Im Übrigen weist die GAV alle Typen auf, die es auf kuriose Weise mit großer Zuverlässigkeit in jedem Verein gibt: den übereifrigen Macher, der allen auf die Nerven geht, den man aber braucht, weil niemand sonst seine Agenda erledigt; den Schönredner, der sich bei den Versammlungen das Publikum sichert, das er ansonsten vermisst; den Streithansel, der aus jedem Thema eine Kontroverse destilliert; den Versöhner, der nichts so sehr ersehnt wie ein Zusammenleben in Harmonie und Eintracht; den Stellvertreter, der nicht als er selbst, sondern in einer Rolle auftritt („Ich als Tiroler“, „ich als Feministin“, „ich als Vegetarier“); den Schwerenöter, der immer erst nach der Versammlung zum gemeinsamen Abendessen auftaucht; und vor allem, in rosa, gelb und hellblau – die Karteileiche.

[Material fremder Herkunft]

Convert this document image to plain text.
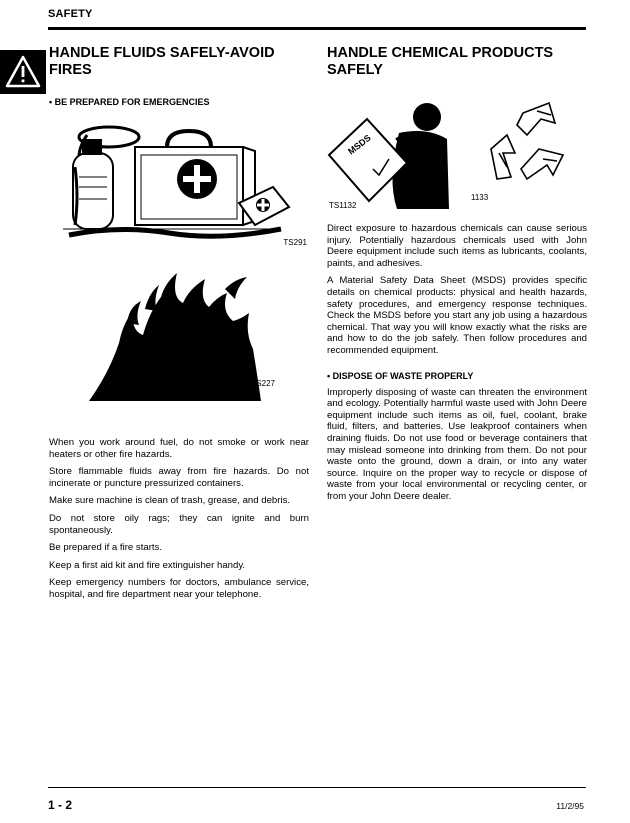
SAFETY
HANDLE FLUIDS SAFELY-AVOID FIRES
• BE PREPARED FOR EMERGENCIES
TS291
TS227

When you work around fuel, do not smoke or work near heaters or other fire hazards.

Store flammable fluids away from fire hazards. Do not incinerate or puncture pressurized containers.

Make sure machine is clean of trash, grease, and debris.

Do not store oily rags; they can ignite and burn spontaneously.

Be prepared if a fire starts.

Keep a first aid kit and fire extinguisher handy.

Keep emergency numbers for doctors, ambulance service, hospital, and fire department near your telephone.

HANDLE CHEMICAL PRODUCTS SAFELY
MSDS
TS1132
1133

Direct exposure to hazardous chemicals can cause serious injury. Potentially hazardous chemicals used with John Deere equipment include such items as lubricants, coolants, paints, and adhesives.

A Material Safety Data Sheet (MSDS) provides specific details on chemical products: physical and health hazards, safety procedures, and emergency response techniques. Check the MSDS before you start any job using a hazardous chemical. That way you will know exactly what the risks are and how to do the job safely. Then follow procedures and recommended equipment.

• DISPOSE OF WASTE PROPERLY

Improperly disposing of waste can threaten the environment and ecology. Potentially harmful waste used with John Deere equipment include such items as oil, fuel, coolant, brake fluid, filters, and batteries. Use leakproof containers when draining fluids. Do not use food or beverage containers that may mislead someone into drinking from them. Do not pour waste onto the ground, down a drain, or into any water source. Inquire on the proper way to recycle or dispose of waste from your local environmental or recycling center, or from your John Deere dealer.

1 - 2	11/2/95
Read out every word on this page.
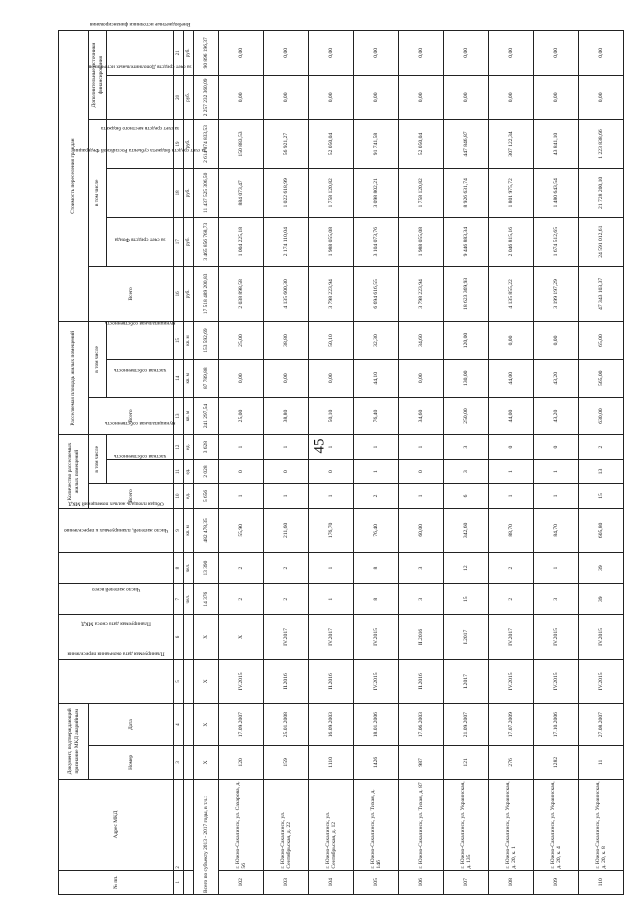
45
№ пп.	Адрес МКД	Документ, подтверждающий признание МКД аварийным		Планируемая дата окончания переселения	Планируемая дата сноса МКД	Число жителей всего	Число жителей, планируемых к переселению	Общая площадь жилых помещений МКД	Количество расселяемых жилых помещений			Расселяемая площадь жилых помещений			Стоимость переселения граждан					
		Номер	Дата						Всего	в том числе		Всего	в том числе		Всего	в том числе			Дополнительные источники финансирования	
										частная собственность	муниципальная собственность		частная собственность	муниципальная собственность		за счет средств Фонда	за счет средств бюджета субъекта Российской Федерации	за счет средств местного бюджета	за счет средств Дополнительных источников	Внебюджетные источники финансирования
1	2	3	4	5	6	7	8	9	10	11	12	13	14	15	16	17	18	19	20	21
						чел.	чел.	кв. м	ед.	ед.	ед.	кв. м	кв. м	кв. м	руб.	руб.	руб.	руб.	руб.	руб.
Всего по субъекту 2013 - 2017 годы, в т.ч.:		X	X	X	X	14 376	13 390	482 478,35	5 656	2 028	3 628	241 297,54	87 789,88	153 592,69	17 518 489 200,83	3 465 856 768,73	11 437 525 306,50	2 614 874 833,53	2 257 232 360,09	90 896 196,37
102	г. Южно-Сахалинск, ул. Сахарова, д. 56	120	17.09.2007	IV.2015	X	2	2	55,90	1	0	1	25,00	0,00	25,00	2 038 898,58	1 004 225,18	884 073,47	150 883,53	0,00	0,00
103	г. Южно-Сахалинск, ул. Сентябрьская, д. 22	159	25.01.2008	II.2016	IV.2017	2	2	211,60	1	0	1	38,80	0,00	38,80	4 135 600,30	2 174 110,04	1 022 618,99	56 921,27	0,00	0,00
104	г. Южно-Сахалинск, ул. Сентябрьская, д. 12	1110	16.09.2003	II.2016	IV.2017	1	1	176,70	1	0	1	50,10	0,00	50,10	3 798 223,94	1 988 055,08	1 758 120,82	52 050,04	0,00	0,00
105	г. Южно-Сахалинск, ул. Тихая, д. 14б	1426	18.01.2006	IV.2015	IV.2015	8	8	76,40	2	1	1	76,40	44,10	32,30	6 694 616,55	3 104 073,76	3 098 802,21	91 741,58	0,00	0,00
106	г. Южно-Сахалинск, ул. Тихая, д. 87	987	17.06.2003	II.2016	II.2016	3	3	60,00	1	0	1	34,60	0,00	34,60	3 798 223,94	1 988 055,08	1 758 120,82	52 050,04	0,00	0,00
107	г. Южно-Сахалинск, ул. Украинская, д. 135	121	21.09.2007	I.2017	I.2017	15	12	342,60	6	3	3	250,00	130,00	120,00	18 623 369,93	9 446 883,34	8 926 631,74	447 846,87	0,00	0,00
108	г. Южно-Сахалинск, ул. Украинская, д. 20, к. 1	276	17.07.2009	IV.2015	IV.2017	2	2	88,70	1	1	0	44,00	44,00	0,00	4 135 855,22	2 046 815,16	1 801 975,72	307 122,34	0,00	0,00
109	г. Южно-Сахалинск, ул. Украинская, д. 20, к. 4	1282	17.10.2006	IV.2015	IV.2015	3	1	84,70	1	1	0	43,20	43,20	0,00	3 199 197,29	1 674 512,65	1 480 643,54	43 841,10	0,00	0,00
110	г. Южно-Сахалинск, ул. Украинская, д. 20, к. 8	11	27.08.2007	IV.2015	IV.2015	39	39	605,80	15	13	2	630,00	565,00	65,00	47 343 103,37	24 591 012,61	21 728 200,10	1 223 838,66	0,00	0,00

Andreas Renoldner hat im Auftrag des Vereins eine Broschüre über „Die ersten vierzig Jahre. 1973-2012“ verfasst, die von der Homepage der GAV (www.gav.at) als PDF heruntergeladen werden kann. Schon 1985 ist im Böhlau Verlag für das erste Jahrzehnt die umfangreichere Darstellung „Die Grazer Autorenversammlung 1973-1983. Zur Organisation einer 'Avantgarde'" von Roland Innerhofer erschienen. Zur Geschichte des P.E.N. siehe das ein Jahr davor ebenfalls bei Böhlau erschienene Buch von Klaus Amann „P.E.N. Politik, Emigration, Nationalsozialismus. Ein österreichischer Schriftstellerclub“.